1954. Teddy Daniels et Chuck Aule enquêtent sur la disparition d’une patiente échappée d’un hôpital psychiatrique à sécurité maximale. L’hôpital en question est basé sur Shutter Island, une île située à environ une heure au large de Boston.
Peut-on vraiment se planter en adaptant un roman de Dennis Lehane? En trois adaptations et autant de réalisateurs différents, Hollywood a réalisé un sans-faute. Que ce soit dans le Mystic River de Clint Eastwood ou le Gone Baby Gone de Ben Affleck, jamais un auteur n’avait eu autant de chance et de talent au service de ses oeuvres. Signant la quatrième collaboration entre Marty et Leo (ouais, on est très proches), Shutter Island ne déroge pas à la règle. Au contraire, il élève le niveau pour mieux se classer aux côtés de ce qu’on appelle les chefs-d’oeuvre. Et ouais, rien que ça.

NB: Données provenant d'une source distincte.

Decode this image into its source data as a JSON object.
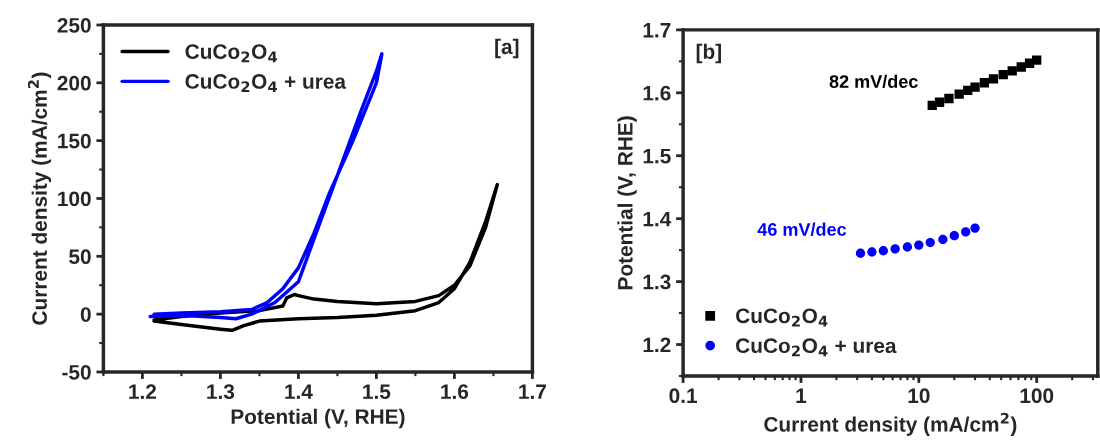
{
  "chart_data": [
    {
      "type": "line",
      "xlabel": "Potential (V, RHE)",
      "ylabel": "Current density (mA/cm$^{2}$)",
      "xlim": [
        1.15,
        1.7
      ],
      "xticks": [
        1.2,
        1.3,
        1.4,
        1.5,
        1.6,
        1.7
      ],
      "ylim": [
        -50,
        250
      ],
      "yticks": [
        -50,
        0,
        50,
        100,
        150,
        200,
        250
      ],
      "legend": "top left",
      "grid": false,
      "annotations": [
        "[a]"
      ],
      "series": [
        {
          "name": "CuCo$_{2}$O$_{4}$",
          "color": "#000000",
          "x": [
            1.215,
            1.25,
            1.3,
            1.315,
            1.33,
            1.35,
            1.4,
            1.45,
            1.5,
            1.55,
            1.58,
            1.6,
            1.62,
            1.64,
            1.655,
            1.64,
            1.62,
            1.6,
            1.58,
            1.55,
            1.5,
            1.45,
            1.42,
            1.4,
            1.395,
            1.385,
            1.38,
            1.35,
            1.3,
            1.25,
            1.215
          ],
          "values": [
            -6,
            -9,
            -13,
            -14,
            -10,
            -6,
            -4,
            -3,
            -1,
            3,
            10,
            22,
            45,
            80,
            112,
            75,
            42,
            25,
            16,
            11,
            9,
            11,
            13,
            16,
            17,
            14,
            7,
            3,
            1,
            -2,
            -5
          ]
        },
        {
          "name": "CuCo$_{2}$O$_{4}$ + urea",
          "color": "#0000ff",
          "x": [
            1.21,
            1.25,
            1.3,
            1.32,
            1.34,
            1.37,
            1.4,
            1.42,
            1.45,
            1.48,
            1.5,
            1.507,
            1.5,
            1.47,
            1.44,
            1.42,
            1.4,
            1.38,
            1.36,
            1.34,
            1.3,
            1.25,
            1.215
          ],
          "values": [
            -2,
            -1,
            -3,
            -4,
            0,
            10,
            28,
            65,
            120,
            175,
            210,
            225,
            200,
            150,
            105,
            70,
            40,
            22,
            10,
            4,
            2,
            1,
            0
          ]
        }
      ]
    },
    {
      "type": "scatter",
      "xlabel": "Current density (mA/cm$^{2}$)",
      "ylabel": "Potential (V, RHE)",
      "log": "x",
      "xlim": [
        0.1,
        330
      ],
      "xticks": [
        0.1,
        1,
        10,
        100
      ],
      "ylim": [
        1.15,
        1.7
      ],
      "yticks": [
        1.2,
        1.3,
        1.4,
        1.5,
        1.6,
        1.7
      ],
      "legend": "bottom left",
      "grid": false,
      "annotations": [
        {
          "text": "82 mV/dec",
          "x": 13,
          "y": 1.58
        },
        {
          "text": "46 mV/dec",
          "x": 3.2,
          "y": 1.345
        },
        "[b]"
      ],
      "series": [
        {
          "name": "CuCo$_{2}$O$_{4}$",
          "color": "#000000",
          "marker": "square",
          "x": [
            13,
            15,
            18,
            22,
            26,
            30,
            36,
            43,
            52,
            62,
            74,
            87,
            100
          ],
          "values": [
            1.58,
            1.585,
            1.591,
            1.598,
            1.604,
            1.609,
            1.616,
            1.622,
            1.629,
            1.635,
            1.641,
            1.647,
            1.652
          ]
        },
        {
          "name": "CuCo$_{2}$O$_{4}$ + urea",
          "color": "#0000ff",
          "marker": "circle",
          "x": [
            3.2,
            4,
            5,
            6.3,
            8,
            10,
            12.5,
            16,
            20,
            25,
            30
          ],
          "values": [
            1.345,
            1.347,
            1.349,
            1.352,
            1.355,
            1.358,
            1.362,
            1.367,
            1.373,
            1.379,
            1.385
          ]
        }
      ]
    }
  ]
}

Dès les premières minutes, le ton est donné. L’arrivée sur Shutter Island se fait sur une musique qui en fait des tonnes. On va assister à quelque chose de grand, nous voilà prévenus. Et effectivement, tout ou presque semble être bigger than life, à commencer par la réalisation. Martin Scorsese se sent pousser des ailes, se faufilant partout sur l’île. D’une grotte sombre au sommet d’un phare, sa caméra colle à DiCaprio, filmant sa lente plongée dans la folie. Pour l’entourer, un casting de rêve interprète avec sobriété des rôles marquants. Évidemment, DiCaprio étant au centre de l’histoire, il vole un peu la vedette à ses collègues. Mais cela ne les empêche pas de briller chacun à leur tour. Chapeau donc à Mark Ruffalo, Ben Kingsley et au reste du casting.
De mémoire de cinéphile, il faut remonter très loin dans le temps pour trouver un film traitant de la folie avec autant de talent et de justesse. Il est en effet facile d’interpréter la folie, en gesticulant dans tous les sens comme la plupart des acteurs le feraient. Mais la direction que prend le film de Scorsese se rapproche d’un de mes films préférés, à savoir Shock Corridor. Là vous vous dites surement que mes goûts, on s’en branle un peu, sauf que Shock Corridor est également un des films préférés de Scorsese. Et en voyant son Shutter Island, il est difficile de ne pas y voir un hommage au chef d’oeuvre de Simon Fuller. La construction de l’histoire, sa lenteur (que certains auront vite fait de critiquer) et son ambiance en font une version moderne d’un classique que je ne peux que vous inviter à regarder.
Je m’étalerais encore avec plaisir sur Shutter Island, devant lequel j’ai pris un pied incroyable (ce qui ne m’était pas arrivé depuis très longtemps), mais je risquerai de vous gâcher la surprise plutôt que de vous donner envie. Alors avant d’en finir, sachez juste que Shutter Island n’est PAS UN FILM À TWIST. On n’est clairement pas chez M. Night Shyamalan et à vrai dire, si vous ne voyez pas venir la fin à des kilomètres, c’est que votre QI n’est pas bien élevé. Non, ce qui rend Shutter Island aussi intéressant, c’est la performance de DiCaprio et la folie qui d’abord l’entoure et puis grandit en lui. Je pense très franchement que le film s’apprécie au fil des visionnages et le fait d’en connaitre l’histoire m’a sans doute aidé à sortir de cette attente vaine afin de savoir le pourquoi du comment en fin de film. Shutter Island n’a rien à voir avec des films comme Identity. Et ça méritait d’être dit.
Sur ce, ne vous laissez pas rebuter par les 2h30 du film et foncez dans les salles. Vous m’en direz des nouvelles.